独自のサービス展開で注目を集める楽天モバイルが、携帯電話事業の本格スタートに向けて大きな節目を迎えています。2020年1月14日、同社は前年12月に発生した通信障害に関する再発防止策を総務省へ提出しました。これは、ネットワーク設備への負荷試験の徹底や、経営監視体制の強化を盛り込んだ決意の報告です。SNS上でも「4月からの本サービスは本当に大丈夫?」「格安料金には期待しているから頑張ってほしい」といった、不安と期待が入り混じった声が数多く飛び交っています。

今回の騒動の発端は、2019年12月10日に無料サポータープログラムの自社回線で起きた、3時間弱に及ぶ通信トラブルでした。この原因は、通話をコントロールするシステムの一部ソフトウェアに潜んでいた不具合だと判明しています。総務省はこれを重く受け止め、2019年12月13日に行政指導を行い、1ヶ月以内の原因究明を求めていました。これを受けて楽天モバイルの幹部が2020年1月14日に総務省を訪れ、徹底した対策を講じることを誓ったのです。

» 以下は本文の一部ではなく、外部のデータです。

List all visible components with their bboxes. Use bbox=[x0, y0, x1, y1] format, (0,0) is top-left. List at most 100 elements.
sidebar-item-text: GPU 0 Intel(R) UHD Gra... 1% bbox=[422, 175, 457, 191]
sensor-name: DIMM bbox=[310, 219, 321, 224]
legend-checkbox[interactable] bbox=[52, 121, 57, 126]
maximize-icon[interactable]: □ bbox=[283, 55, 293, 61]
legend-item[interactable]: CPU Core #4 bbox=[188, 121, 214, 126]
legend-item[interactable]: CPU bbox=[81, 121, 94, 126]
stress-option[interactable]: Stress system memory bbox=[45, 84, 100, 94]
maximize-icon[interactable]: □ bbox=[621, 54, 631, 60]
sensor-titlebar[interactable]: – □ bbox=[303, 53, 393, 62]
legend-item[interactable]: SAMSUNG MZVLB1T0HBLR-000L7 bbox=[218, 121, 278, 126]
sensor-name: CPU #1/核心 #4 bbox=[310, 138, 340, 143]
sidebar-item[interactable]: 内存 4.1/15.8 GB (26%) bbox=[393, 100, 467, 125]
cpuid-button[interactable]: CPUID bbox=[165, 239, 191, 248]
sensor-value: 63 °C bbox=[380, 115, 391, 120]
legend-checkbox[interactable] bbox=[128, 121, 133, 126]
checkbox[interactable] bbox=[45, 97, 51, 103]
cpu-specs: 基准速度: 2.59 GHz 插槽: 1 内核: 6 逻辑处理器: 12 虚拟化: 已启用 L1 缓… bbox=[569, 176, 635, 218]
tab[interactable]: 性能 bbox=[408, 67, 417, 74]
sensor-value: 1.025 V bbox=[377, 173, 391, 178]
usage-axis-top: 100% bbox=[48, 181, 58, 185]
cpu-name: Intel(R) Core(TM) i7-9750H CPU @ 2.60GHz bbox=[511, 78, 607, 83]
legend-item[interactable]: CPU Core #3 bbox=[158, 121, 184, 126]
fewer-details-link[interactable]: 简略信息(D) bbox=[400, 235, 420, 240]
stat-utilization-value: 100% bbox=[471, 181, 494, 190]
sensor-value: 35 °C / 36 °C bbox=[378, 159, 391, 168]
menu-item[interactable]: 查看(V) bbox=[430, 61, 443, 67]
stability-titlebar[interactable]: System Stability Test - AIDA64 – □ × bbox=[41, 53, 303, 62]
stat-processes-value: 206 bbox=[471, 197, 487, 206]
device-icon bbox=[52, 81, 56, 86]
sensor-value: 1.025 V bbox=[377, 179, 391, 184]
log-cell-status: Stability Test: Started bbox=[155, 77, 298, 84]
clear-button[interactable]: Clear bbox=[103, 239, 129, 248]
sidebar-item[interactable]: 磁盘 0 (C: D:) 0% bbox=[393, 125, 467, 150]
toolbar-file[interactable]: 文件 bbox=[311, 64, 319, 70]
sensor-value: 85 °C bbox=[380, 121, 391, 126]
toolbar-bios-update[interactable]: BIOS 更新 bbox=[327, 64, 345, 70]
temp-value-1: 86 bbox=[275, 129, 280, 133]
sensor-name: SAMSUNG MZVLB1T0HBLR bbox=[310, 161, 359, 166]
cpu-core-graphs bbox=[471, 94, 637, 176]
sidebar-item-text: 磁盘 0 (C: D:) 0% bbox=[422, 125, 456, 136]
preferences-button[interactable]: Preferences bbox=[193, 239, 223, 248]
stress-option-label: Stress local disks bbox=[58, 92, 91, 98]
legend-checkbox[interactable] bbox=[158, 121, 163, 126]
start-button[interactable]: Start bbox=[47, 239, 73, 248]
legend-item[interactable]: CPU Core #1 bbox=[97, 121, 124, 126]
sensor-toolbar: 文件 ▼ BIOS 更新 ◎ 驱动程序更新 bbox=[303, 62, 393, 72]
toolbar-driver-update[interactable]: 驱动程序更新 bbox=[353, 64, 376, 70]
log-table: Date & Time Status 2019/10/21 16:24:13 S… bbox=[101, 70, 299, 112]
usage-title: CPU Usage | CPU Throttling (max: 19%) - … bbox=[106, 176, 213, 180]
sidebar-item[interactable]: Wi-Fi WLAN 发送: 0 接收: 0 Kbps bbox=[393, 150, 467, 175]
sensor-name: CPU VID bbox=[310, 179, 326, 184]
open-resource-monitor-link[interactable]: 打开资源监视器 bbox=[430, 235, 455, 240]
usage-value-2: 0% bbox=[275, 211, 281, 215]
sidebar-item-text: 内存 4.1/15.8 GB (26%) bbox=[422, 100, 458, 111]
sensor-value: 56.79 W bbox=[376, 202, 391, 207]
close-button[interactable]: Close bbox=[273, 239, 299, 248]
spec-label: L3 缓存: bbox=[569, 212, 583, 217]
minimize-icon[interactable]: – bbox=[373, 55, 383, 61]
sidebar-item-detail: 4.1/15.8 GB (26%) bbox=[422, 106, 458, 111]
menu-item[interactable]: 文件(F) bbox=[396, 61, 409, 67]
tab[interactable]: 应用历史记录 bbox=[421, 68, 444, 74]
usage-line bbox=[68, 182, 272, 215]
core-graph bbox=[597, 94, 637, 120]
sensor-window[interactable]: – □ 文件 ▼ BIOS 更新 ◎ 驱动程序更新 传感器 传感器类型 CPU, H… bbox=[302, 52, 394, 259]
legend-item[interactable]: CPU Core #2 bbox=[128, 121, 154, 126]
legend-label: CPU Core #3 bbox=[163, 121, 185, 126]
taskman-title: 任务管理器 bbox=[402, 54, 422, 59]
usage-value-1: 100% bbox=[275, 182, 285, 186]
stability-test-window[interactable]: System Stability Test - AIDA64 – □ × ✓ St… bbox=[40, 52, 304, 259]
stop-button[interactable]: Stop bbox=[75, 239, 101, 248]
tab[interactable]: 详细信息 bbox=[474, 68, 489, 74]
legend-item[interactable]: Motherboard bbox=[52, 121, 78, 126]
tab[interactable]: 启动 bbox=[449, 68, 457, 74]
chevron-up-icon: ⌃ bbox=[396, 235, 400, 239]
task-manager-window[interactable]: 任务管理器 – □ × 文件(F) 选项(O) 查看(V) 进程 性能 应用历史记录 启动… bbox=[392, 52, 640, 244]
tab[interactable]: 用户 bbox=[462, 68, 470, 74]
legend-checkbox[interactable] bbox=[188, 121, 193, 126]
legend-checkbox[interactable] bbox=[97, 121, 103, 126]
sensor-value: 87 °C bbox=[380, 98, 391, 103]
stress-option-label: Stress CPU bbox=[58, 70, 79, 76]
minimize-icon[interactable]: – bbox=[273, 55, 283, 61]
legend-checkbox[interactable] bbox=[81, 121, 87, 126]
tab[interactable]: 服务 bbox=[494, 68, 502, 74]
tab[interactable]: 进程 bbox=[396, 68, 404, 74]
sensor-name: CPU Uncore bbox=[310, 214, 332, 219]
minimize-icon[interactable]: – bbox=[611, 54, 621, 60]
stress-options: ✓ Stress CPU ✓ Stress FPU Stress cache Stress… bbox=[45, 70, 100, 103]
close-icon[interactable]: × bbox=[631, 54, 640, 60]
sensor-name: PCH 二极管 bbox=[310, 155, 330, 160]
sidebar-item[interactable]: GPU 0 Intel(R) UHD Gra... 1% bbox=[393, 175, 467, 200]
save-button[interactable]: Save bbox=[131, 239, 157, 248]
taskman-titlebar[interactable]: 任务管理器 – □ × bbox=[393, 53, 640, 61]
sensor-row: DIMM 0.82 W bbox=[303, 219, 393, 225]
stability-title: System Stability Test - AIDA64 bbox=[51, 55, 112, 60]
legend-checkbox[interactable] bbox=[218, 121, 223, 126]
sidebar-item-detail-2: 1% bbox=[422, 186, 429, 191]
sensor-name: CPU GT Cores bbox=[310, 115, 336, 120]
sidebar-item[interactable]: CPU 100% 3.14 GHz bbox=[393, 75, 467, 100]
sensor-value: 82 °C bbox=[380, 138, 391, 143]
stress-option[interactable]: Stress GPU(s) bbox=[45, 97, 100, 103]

実は、楽天モバイルへの行政指導は今回で4回目となります。過去3回は、2020年3月末までに東名阪を中心に3432局の基地局を設置するという計画の遅れが理由でした。基地局とは、スマートフォンの電波を直接キャッチして音声やデータを繋ぐ、街中にあるアンテナ設備のことです。同社は人員を増強し、2019年末には約3000局まで整備を進め、さらに2020年3月末には5000局規模を目指すという、巻き返しの目処が立った矢先の障害でした。

窮地に立たされた楽天は、2020年1月6日に三木谷浩史会長兼社長が楽天モバイルの最高経営責任者(CEO)を兼務する人事を発表しました。さらに本体の副社長級を財務や品質管理の責任者に据え、グループの総力を挙げる体制を構築しています。彼らが武器にするのは、世界初となるネットワークの「仮想化」という最先端技術です。これは専用の高価な機器を使わず、一般的な汎用サーバーにソフトを組み込んで通信網を動かす仕組みで、劇的なコストダウンを可能にします。

私は、この楽天の挑戦が日本のスマホ料金を安くする起爆剤になると確信しています。現在の携帯業界は大手3社による寡占状態で、競争が停滞していると言わざるを得ません。地下や階段での繋がりやすさに課題があるとの指摘もありますが、第4のキャリアとして楽天が軌道に乗ることは、消費者にとって大きな利益です。春の商戦期に向けた料金プランの発表が待たれる今、公的サービスとしての責任を胸に、万全の状態で新しい風を吹かせてくれることを期待しましょう。